As our understanding of the complex interactions between tumor and immune cells in the TME advances, it is likely we will identify new targets and immune signatures specific to certain cancer types and individuals. Cancer treatment is inexorably becoming more personalized and one day it may be possible that IO therapy combinations can be routinely tailored for patients based on their specific immune signature. As the depth of investigation into multi-specific antibodies increases, these powerful drug classes can be adapted to new target combinations in the future and therefore they will play an important role in personalized combination therapy.

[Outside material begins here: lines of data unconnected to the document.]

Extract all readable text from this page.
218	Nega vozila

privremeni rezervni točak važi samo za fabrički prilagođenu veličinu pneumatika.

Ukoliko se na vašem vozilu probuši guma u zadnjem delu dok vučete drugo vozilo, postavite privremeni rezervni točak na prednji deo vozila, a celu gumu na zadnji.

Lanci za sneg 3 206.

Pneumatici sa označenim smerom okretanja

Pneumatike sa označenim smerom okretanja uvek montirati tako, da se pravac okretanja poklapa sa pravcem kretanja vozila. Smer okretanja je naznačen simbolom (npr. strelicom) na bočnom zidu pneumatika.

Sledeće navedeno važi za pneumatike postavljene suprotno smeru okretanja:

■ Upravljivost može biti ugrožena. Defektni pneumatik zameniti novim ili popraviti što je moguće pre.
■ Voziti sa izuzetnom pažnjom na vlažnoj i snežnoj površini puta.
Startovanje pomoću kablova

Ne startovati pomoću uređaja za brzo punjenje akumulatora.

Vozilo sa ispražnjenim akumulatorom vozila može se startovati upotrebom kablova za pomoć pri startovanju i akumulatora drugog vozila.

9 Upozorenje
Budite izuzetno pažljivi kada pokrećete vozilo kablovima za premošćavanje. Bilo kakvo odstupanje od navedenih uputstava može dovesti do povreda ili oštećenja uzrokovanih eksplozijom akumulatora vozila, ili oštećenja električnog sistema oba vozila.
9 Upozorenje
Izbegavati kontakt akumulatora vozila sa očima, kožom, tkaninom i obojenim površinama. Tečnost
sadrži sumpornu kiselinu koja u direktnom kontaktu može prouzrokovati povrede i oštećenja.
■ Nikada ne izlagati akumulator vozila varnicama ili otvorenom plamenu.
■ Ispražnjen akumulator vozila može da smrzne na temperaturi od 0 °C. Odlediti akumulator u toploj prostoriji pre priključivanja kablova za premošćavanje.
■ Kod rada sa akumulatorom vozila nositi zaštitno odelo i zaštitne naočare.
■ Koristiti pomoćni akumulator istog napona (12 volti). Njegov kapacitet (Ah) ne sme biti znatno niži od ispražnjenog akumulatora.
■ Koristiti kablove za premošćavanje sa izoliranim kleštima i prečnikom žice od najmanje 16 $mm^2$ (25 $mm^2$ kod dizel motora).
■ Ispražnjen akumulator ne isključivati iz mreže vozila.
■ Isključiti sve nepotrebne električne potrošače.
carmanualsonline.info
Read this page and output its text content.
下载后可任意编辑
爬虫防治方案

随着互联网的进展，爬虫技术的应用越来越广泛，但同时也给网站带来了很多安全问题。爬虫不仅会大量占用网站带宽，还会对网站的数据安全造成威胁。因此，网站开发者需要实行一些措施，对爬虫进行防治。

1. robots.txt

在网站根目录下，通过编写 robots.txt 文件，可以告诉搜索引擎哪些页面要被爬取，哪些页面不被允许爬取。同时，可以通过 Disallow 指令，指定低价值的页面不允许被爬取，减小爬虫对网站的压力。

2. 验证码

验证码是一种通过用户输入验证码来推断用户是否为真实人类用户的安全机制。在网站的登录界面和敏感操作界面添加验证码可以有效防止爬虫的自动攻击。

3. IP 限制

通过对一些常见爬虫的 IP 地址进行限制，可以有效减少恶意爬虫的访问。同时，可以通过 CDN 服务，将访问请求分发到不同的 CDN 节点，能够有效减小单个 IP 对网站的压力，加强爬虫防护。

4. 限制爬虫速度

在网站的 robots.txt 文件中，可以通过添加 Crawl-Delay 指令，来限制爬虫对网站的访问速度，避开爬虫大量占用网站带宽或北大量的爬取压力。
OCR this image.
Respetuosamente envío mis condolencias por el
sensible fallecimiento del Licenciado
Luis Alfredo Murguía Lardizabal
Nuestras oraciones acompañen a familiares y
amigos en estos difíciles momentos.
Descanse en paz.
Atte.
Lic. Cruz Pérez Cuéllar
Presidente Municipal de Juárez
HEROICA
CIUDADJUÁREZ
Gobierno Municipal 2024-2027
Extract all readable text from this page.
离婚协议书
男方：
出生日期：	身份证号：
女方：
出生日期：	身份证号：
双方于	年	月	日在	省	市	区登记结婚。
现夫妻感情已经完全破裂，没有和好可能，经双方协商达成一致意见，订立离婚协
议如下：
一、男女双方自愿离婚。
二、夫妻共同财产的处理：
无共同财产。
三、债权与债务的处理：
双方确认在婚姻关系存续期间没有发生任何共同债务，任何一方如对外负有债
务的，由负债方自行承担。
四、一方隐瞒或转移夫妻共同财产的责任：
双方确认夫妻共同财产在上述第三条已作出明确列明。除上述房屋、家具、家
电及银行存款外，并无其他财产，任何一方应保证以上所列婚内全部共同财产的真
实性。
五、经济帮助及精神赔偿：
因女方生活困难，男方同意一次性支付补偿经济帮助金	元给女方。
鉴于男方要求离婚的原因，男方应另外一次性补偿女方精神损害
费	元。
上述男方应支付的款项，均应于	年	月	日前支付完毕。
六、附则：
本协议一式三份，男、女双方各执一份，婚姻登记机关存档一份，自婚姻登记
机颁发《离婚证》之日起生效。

As IO development has boomed, antibody drugs have proved themselves as pivotal tools in cancer therapy. The arrival of ICI MAbs has been trailblazing in the field and provided much needed new treatment options for patients. But they are not the holy grail and advances in antibody research and development in IO will lead to the next generation of cancer therapies. Current ICIs are limited by low response rates, and association with immune adverse events. Therefore, a major goal of developers in the IO space is to build on the success of MAbs and advance antibody technology to discover new therapies with improved safety and efficacy. Multi-specific antibodies are particularly promising as they can be designed to simultaneously target multiple pathogenic pathways in the TME, and better direct cytotoxicity to tumor cells. They are a major focus of development currently, and will revolutionize IO as they enter the market in the future.